Birçok üniversitenin ve fakültenin varlığı daha önce de tartışılıyordu. Yeterli öğretim kadrosu, oturmuş bir kampusu, hatta doğru dürüst binası bile olmayan nice fakülteler açıldı. Bu kadar fakülteye ve üniversiteye ihtiyaç var mıydı? Türkiye’nin bu kadar üniversite mezununa ihtiyacı var mıydı?

Rahmetli Özal’ın Türkiye’ye en büyük miraslarından biri herhalde üniversite diplomasının, kişinin iş bilirliğinin/yapabilirliğinin önüne geçmesine izin vermesidir. Üniversite diploması sadece iş bulmanın olmazsa olmaz koşulu olmakla kalmadı işverenlerin de beklentilerini yükseltti.

Üniversite diploması önceden de kıymetliydi ancak 1980'lerden itibaren bu diplomanın kullanılırlığı arttı. İşverenler, aldığı eğitimden veya iş bilirlikten ziyade sadece diplomanın olup olamamasına baktılar. Bu o kadar arttı ki üniversite eğitimi gerektirmeyen işler için bile üniversite diploması birincil koşul haline geldi. Diploma artık bir iş kıstasıydı.

Bu diploma talebini karşılamak için üniversiteler yeni bölümler açtılar, özel üniversitelerin sayısı arttı. Bir sonraki adımda, diploma yerini üniversitenin markasına baktı. Belli başlı üniversiteler öncelikle tercih edilmeye başlandı. Saygın üniversite daha önce de saygındı ve tercih sebebiydi ancak şimdi, bir banka mesela sırf saygın bir üniversiteden mezun diye psikoloji mezunu birini işe alıp onu bankacılık işlemlerinde bir görev verebilmekteydi.

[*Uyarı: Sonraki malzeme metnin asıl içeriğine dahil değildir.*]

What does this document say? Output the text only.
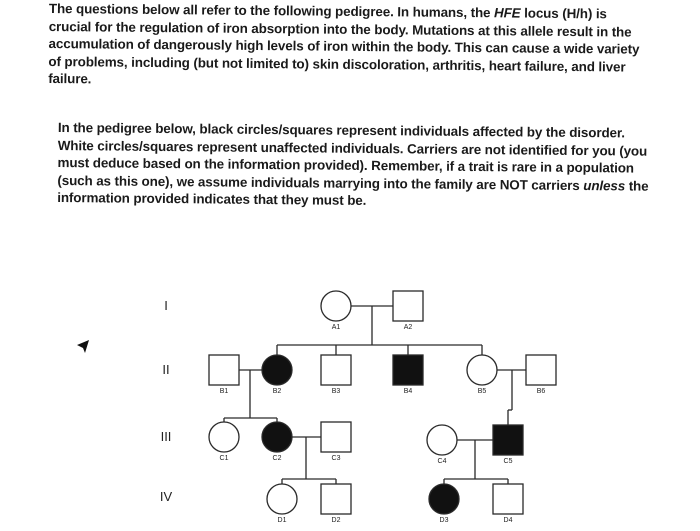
The questions below all refer to the following pedigree. In humans, the HFE locus (H/h) is
crucial for the regulation of iron absorption into the body. Mutations at this allele result in the
accumulation of dangerously high levels of iron within the body. This can cause a wide variety
of problems, including (but not limited to) skin discoloration, arthritis, heart failure, and liver
failure.

In the pedigree below, black circles/squares represent individuals affected by the disorder.
White circles/squares represent unaffected individuals. Carriers are not identified for you (you
must deduce based on the information provided). Remember, if a trait is rare in a population
(such as this one), we assume individuals marrying into the family are NOT carriers unless the
information provided indicates that they must be.

A1	A2
B1	B2	B3	B4	B5	B6
C1	C2	C3	C4	C5
D1	D2	D3	D4
I
II
III
IV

Bu süreç, diploma ve “marka” üniversiteden mezun olma koşullarının yanına kurumsal birkaç şirkette staj yapma, yurt dışında MBA, 2 yıllık iş deneyimi (her işveren 2 yıllık iş deneyimi ararken 2 yıllık deneyimi olanların nerede deneyim edindiklerini hep merak etmişimdir) gibi birçok ek malzemeyle hala devam etmekte. Sonuç: İşsiz binlerce üniversiteli genç, boşta gezen kalifiye elemanlar, öğrenim alanının dışında çalışmak zorunda kalan bir o kadarı ile eğitimini gördüğü bir iş bulma şansını elde edebilmesine rağmen beyaz yakalı sömürüsüne maruz kalan bir dolu çalışan.

Her işsizliğin sebebi iş olmayışı değildir; bazen uygun işe uygun eleman bulunamaması da işsizlik yaratır. Bizimkisi biraz böyle bir işsizlik bence. Türkiye’de ara elemana ihtiyaç günden güne artmakta. Bu gidişle günün birinde musluğu bozulduğunda fellik fellik tamirci arayıp ancak bir hafta sonrasına randevu alabilecek teknokratlar toplumu haline geleceğiz. Bunun da sebebi işler arasında saygınlık açısından bir hiyerarşi yaratılıp bunun sonuna kadar işletilmesi.

Her anne-babanın isteği çocuğunun üniversite mezunu olması, örneğin hukuk fakültesini bitirip avukat çıkmasıdır. Bu sadece çocuğunun iyi para kazanmasına sağlamak için değil, aynı zamanda zeki, çalışkan ve başarılı olduğunu da kanıtlamak içindir. Okumaya hevesli bir çocuk, istese de meslek lisesine gönderilmez o yüzden. Meslek liseleri de “hanım bunun okuyacağı yok meslek lisesine yazdıralım da mesleği olsun” diyerek serserilerin adam edilmesi için gönderildiği bir yer olmaktan kurtulamaz. Mesleklerin zekilik, çalışkanlık ya da başarıyla yukardan aşağıya sıralanmayıp; iş ahlakı içinde yapılan her işin değer bakımından birbirine eşit sayıldığı bir ortam yaratılmadığı sürece bu bir kısır döngü olmaya mahkûmdur gibime geliyor.